In a recent edition of The Region magazine, published by the Federal Reserve Bank of Minneapolis, retiring Minn. Fed President Gary Stern interviews Paul Volcker on a variety of topics. It’s an interview well worth reading, and reminds one why Volcker is one of the more thoughtful voices on economics and finance, even if he isn’t always right.
Some highlights. On the Obama financial reform plan:
I do not share one part of the general philosophy which seemed to emerge from this, particularly the proposal that the Federal Reserve supervise directly all “systemically important” institutions. I don’t know what “systemically important” institutions are, incidentally, but I’m sure that if you picked them out, people will assume they’re going to be saved, that they’re too big to fail. At the same time, there’d be some that you don’t pick out in advance that you’d want to save under particular circumstances. So I think that is a mistake.
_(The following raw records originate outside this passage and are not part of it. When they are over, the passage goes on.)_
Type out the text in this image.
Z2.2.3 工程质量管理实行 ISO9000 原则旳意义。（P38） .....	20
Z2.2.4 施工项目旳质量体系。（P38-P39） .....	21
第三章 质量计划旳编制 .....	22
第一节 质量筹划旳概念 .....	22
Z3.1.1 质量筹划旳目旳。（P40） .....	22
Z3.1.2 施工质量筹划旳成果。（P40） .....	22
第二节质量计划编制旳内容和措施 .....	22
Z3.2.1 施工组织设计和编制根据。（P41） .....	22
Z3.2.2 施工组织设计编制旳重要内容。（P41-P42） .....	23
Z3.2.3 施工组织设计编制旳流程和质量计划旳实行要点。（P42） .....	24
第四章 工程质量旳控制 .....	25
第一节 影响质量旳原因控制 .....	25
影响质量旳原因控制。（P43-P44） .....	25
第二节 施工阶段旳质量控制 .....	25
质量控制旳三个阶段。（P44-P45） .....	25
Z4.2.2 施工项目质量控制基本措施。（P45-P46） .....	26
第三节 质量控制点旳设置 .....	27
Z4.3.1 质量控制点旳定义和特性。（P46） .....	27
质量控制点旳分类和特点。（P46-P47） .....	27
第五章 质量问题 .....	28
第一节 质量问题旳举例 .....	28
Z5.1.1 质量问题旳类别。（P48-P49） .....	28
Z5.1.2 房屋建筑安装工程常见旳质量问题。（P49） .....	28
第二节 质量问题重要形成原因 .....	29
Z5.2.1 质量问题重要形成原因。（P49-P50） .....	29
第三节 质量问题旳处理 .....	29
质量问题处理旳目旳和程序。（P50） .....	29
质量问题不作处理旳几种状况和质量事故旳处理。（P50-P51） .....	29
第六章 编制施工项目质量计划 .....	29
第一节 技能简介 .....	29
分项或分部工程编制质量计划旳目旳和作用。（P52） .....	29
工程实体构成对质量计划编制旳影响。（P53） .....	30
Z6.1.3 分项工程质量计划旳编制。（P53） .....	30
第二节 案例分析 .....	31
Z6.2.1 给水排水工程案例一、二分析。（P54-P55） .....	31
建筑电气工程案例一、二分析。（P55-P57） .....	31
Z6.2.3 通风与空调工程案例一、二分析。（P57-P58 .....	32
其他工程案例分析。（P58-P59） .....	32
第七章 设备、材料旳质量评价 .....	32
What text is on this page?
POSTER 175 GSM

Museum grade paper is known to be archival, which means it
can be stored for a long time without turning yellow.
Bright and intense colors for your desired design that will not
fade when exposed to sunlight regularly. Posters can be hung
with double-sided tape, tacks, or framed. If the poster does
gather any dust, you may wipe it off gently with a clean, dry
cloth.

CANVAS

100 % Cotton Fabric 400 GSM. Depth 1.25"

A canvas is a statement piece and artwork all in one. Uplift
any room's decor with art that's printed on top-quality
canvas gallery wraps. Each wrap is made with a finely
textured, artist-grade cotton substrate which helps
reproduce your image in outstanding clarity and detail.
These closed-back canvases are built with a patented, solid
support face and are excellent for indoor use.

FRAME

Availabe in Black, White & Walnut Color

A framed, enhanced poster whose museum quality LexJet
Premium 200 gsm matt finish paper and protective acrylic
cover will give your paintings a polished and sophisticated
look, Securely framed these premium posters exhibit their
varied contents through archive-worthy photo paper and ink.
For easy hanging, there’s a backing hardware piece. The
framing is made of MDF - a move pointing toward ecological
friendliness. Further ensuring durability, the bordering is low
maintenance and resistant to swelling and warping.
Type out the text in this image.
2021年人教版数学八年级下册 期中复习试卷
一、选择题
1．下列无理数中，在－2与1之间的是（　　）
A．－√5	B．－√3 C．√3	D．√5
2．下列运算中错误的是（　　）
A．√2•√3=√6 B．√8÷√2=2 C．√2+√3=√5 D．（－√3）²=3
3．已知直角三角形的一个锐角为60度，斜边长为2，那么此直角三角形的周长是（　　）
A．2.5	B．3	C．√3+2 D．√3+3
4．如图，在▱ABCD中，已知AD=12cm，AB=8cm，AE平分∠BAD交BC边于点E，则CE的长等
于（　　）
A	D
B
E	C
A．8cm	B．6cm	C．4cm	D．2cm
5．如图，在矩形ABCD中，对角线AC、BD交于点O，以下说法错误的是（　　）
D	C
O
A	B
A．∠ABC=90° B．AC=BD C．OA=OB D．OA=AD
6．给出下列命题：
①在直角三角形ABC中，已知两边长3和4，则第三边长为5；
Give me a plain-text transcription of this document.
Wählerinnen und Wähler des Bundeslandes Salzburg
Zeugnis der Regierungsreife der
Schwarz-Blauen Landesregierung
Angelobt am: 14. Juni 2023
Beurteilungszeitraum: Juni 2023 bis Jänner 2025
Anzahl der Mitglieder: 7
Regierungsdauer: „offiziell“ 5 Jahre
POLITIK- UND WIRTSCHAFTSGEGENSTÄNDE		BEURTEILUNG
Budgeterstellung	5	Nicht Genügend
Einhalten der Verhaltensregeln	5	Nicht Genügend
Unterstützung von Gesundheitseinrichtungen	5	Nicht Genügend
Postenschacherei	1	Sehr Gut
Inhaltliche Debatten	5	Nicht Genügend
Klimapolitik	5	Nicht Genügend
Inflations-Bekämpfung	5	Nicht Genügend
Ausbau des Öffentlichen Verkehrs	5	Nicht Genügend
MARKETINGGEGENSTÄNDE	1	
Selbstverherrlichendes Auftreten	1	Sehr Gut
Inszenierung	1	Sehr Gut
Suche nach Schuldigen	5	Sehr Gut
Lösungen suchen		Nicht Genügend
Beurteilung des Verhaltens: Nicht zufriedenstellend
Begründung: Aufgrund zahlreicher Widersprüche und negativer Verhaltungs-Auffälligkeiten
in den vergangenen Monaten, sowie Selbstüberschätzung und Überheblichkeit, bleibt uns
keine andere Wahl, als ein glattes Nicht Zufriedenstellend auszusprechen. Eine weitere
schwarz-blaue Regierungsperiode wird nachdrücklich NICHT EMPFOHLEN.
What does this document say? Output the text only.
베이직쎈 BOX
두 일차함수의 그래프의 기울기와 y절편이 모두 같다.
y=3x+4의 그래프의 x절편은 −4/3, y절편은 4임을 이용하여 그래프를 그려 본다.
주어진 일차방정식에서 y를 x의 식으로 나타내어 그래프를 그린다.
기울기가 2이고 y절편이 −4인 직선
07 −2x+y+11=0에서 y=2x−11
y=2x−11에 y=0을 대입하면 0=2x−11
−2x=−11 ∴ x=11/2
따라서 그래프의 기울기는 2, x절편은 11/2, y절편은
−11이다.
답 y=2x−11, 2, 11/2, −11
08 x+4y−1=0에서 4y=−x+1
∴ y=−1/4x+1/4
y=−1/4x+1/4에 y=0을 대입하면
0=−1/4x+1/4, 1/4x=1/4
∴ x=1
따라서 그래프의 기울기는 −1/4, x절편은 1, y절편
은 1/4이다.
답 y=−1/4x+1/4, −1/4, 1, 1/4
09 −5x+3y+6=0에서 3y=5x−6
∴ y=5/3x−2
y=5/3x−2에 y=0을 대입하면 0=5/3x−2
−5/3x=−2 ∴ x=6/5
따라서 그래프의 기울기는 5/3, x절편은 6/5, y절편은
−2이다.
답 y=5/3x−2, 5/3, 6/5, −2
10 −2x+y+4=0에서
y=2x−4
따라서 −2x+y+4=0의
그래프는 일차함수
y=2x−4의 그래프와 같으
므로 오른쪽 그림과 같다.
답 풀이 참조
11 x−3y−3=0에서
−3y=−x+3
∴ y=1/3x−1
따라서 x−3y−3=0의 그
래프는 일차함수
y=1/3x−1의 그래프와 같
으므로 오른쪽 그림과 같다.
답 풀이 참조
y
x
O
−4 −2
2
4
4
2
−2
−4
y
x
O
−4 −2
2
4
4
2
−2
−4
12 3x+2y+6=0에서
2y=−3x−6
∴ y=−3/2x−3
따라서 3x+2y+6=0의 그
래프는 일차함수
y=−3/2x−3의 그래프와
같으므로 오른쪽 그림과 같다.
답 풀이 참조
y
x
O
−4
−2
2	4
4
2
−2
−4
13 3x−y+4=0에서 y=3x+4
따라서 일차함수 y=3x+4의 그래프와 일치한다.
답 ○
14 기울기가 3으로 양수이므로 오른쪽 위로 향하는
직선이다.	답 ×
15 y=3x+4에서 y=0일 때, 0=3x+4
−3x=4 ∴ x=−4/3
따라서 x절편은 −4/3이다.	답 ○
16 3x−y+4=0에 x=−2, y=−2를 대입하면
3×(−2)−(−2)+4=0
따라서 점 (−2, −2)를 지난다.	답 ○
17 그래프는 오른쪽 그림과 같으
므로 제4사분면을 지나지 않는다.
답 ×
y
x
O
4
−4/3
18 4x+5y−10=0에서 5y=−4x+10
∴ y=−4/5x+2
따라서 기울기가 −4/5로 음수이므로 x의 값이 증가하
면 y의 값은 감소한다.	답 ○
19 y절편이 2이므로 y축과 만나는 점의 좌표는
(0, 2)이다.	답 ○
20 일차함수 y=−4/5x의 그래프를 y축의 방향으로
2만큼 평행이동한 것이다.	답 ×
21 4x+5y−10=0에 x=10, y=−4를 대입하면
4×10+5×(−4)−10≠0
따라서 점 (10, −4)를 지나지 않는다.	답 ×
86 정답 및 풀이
Volcker also express concern that those institutions at the center of the crisis are left out of the reform. Specifically he mentions that Obama Administration officials “haven’t said anything about Fannie Mae or Freddie Mac.”
Volcker also takes issue with the Administration’s proposal to regulate non-banks, including hedge funds and private equity. “I wouldn’t regulate so strictly the nonbanks. I’d like to create the impression…that there’s no automatic bailout of those institutions.”
Volcker also raises important questions about the Administration’s Keynesian stimulus actions. As the stimulus was meant to replace a reduction in private sector demand, Volcker asks “are we really dealing with the underlying pressures in the economy without permitting a relative decline in consumption to proceed?”